To see how a ClusterIP service works in action, I created a simple NextCloud Deployment with two Pods and a matching ClusterIP Service.
# nextcloud-dev.yaml
---
apiVersion: apps/v1
kind: Deployment
metadata:
name: nextcloud-dev
labels:
app: nextcloud
environment: dev
spec:
replicas: 2
selector:
matchLabels:
app: nextcloud
environment: dev
template:
metadata:
labels:
app: nextcloud
environment: dev
spec:
containers:
- name: nextcloud
image: nextcloud:latest
ports:
- containerPort: 80
# nextcloud-dev-clusterip
---
apiVersion: v1
kind: Service
metadata:
name: nextcloud-dev-clusterip
labels:
app: nextcloud
environment: dev
spec:
selector:
app: nextcloud
environment: dev
type: ClusterIP
ports:
- port: 8080
targetPort: 80
Next, I applied the Deployment and Service and confirmed everything was up.
brian@ansible-vm:~/k3s$ kubectl apply -f nextcloud-dev.yaml
deployment.apps/nextcloud-dev created
brian@ansible-vm:~/k3s$ kubectl apply -f nextcloud-dev-clusterip.yaml
service/nextcloud-dev-clusterip created
brian@ansible-vm:~/k3s$ kubectl get pods,svc -o wide
NAME READY STATUS RESTARTS AGE IP NODE NOMINATED NODE READINESS GATES
pod/nextcloud-dev-64c9559b8c-qgjbp 1/1 Running 0 23s 10.42.1.170 k3s-worker-rpi002
pod/nextcloud-dev-64c9559b8c-pc296 1/1 Running 0 23s 10.42.0.85 k3s-master-rpi001
NAME TYPE CLUSTER-IP EXTERNAL-IP PORT(S) AGE SELECTOR
service/kubernetes ClusterIP 10.43.0.1 443/TCP 4d
service/nextcloud-dev-clusterip ClusterIP 10.43.7.203 8080/TCP 9s app=nextcloud,environment=dev
From the above output, we can see that the Pods are started on different nodes and the Cluster IP 10.43.7.203 on port 8080 was allocated for the Service.

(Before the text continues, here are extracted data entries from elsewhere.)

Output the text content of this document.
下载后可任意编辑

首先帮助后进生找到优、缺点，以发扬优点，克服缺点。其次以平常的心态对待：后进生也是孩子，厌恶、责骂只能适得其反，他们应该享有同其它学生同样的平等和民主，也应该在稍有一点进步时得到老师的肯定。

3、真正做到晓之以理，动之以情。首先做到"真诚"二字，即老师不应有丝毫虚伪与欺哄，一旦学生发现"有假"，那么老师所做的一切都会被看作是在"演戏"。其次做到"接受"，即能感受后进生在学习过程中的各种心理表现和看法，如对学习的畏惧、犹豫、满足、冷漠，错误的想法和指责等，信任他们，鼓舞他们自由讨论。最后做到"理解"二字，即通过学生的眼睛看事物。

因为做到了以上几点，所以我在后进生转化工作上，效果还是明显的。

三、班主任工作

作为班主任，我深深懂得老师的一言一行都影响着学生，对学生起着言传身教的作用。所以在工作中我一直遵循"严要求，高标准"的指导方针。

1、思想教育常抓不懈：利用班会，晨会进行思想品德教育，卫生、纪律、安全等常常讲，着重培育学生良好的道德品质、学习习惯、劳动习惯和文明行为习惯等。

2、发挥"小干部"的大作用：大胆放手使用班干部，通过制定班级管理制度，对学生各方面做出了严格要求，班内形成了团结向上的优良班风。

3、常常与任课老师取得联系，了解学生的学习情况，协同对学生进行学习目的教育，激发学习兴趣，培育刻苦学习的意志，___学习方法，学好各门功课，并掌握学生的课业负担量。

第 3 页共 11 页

To test accessing the service from another Pod inside the cluster, I of course, needed another Pod. So, I started a Debian pod interactively to give me access to a shell and used the curl command to successfully download the NextCloud login page by using both the Cluster IP address, and the DNS name of the service.

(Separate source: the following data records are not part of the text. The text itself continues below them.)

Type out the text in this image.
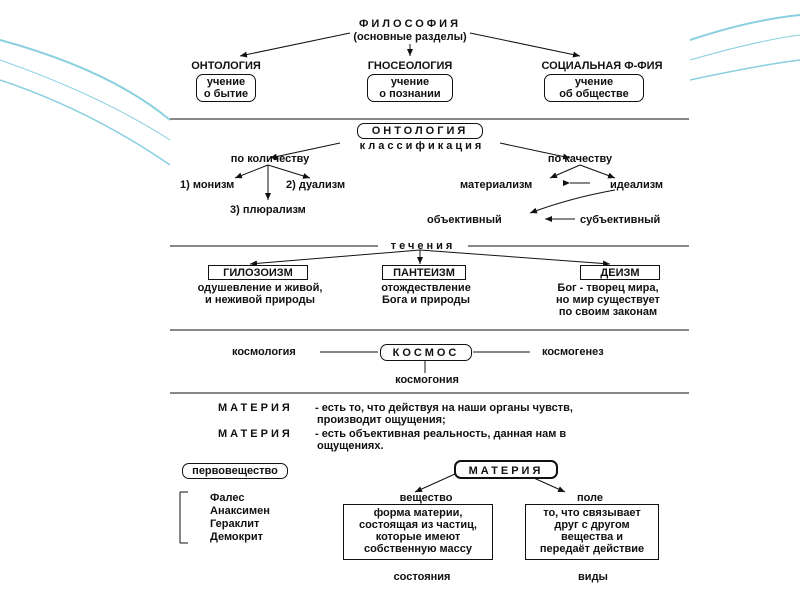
ФИЛОСОФИЯ
(основные разделы)
ОНТОЛОГИЯ
учение
о бытие
ГНОСЕОЛОГИЯ
учение
о познании
СОЦИАЛЬНАЯ Ф-ФИЯ
учение
об обществе
ОНТОЛОГИЯ
классификация
по количеству
1) монизм	2) дуализм
3) плюрализм
по качеству
материализм	идеализм
объективный	субъективный
течения
ГИЛОЗОИЗМ
одушевление и живой,
и неживой природы
ПАНТЕИЗМ
отождествление
Бога и природы
ДЕИЗМ
Бог - творец мира,
но мир существует
по своим законам
космология	КОСМОС	космогенез
космогония
МАТЕРИЯ - есть то, что действуя на наши органы чувств,
производит ощущения;
МАТЕРИЯ - есть объективная реальность, данная нам в
ощущениях.
первовещество	МАТЕРИЯ
Фалес
Анаксимен
Гераклит
Демокрит
вещество
форма материи,
состоящая из частиц,
которые имеют
собственную массу
поле
то, что связывает
друг с другом
вещества и
передаёт действие
состояния	виды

brian@ansible-vm:~/k3s$ kubectl run debian-bash --rm -i --tty --image debian bash
If you don't see a command prompt, try pressing enter.
root@debian-bash:/# ip addr | grep 10.42
inet 10.42.1.171/24 brd 10.42.1.255 scope global eth0
root@debian-bash:/# apt update
<...>
root@debian-bash:/# apt install curl
<...>
root@debian-bash:/# curl http://10.43.7.203:8080 > /dev/null
% Total % Received % Xferd Average Speed Time Time Time Current
Dload Upload Total Spent Left Speed
100 6815 100 6815 0 0 141k 0 --:--:-- --:--:-- --:--:-- 144k
root@debian-bash:/# curl http://nextcloud-dev-clusterip:8080 >> /dev/null
% Total % Received % Xferd Average Speed Time Time Time Current
Dload Upload Total Spent Left Speed
100 6815 100 6815 0 0 144k 0 --:--:-- --:--:-- --:--:-- 144k
Great! The login page was downloaded in both test cases. To recap what happened, I sent a request to the ClusterIP address on port 8080 and the request was proxied to one of the nextcloud-dev Pods on port 80. While this might all makes sense in theory, we know that there's no actual load-balancer appliance being used in our cluster so how is this all actually implemented? It's implemented using a process called kube-proxy and some good ol' fashioned iptables magic, of course... No, seriously.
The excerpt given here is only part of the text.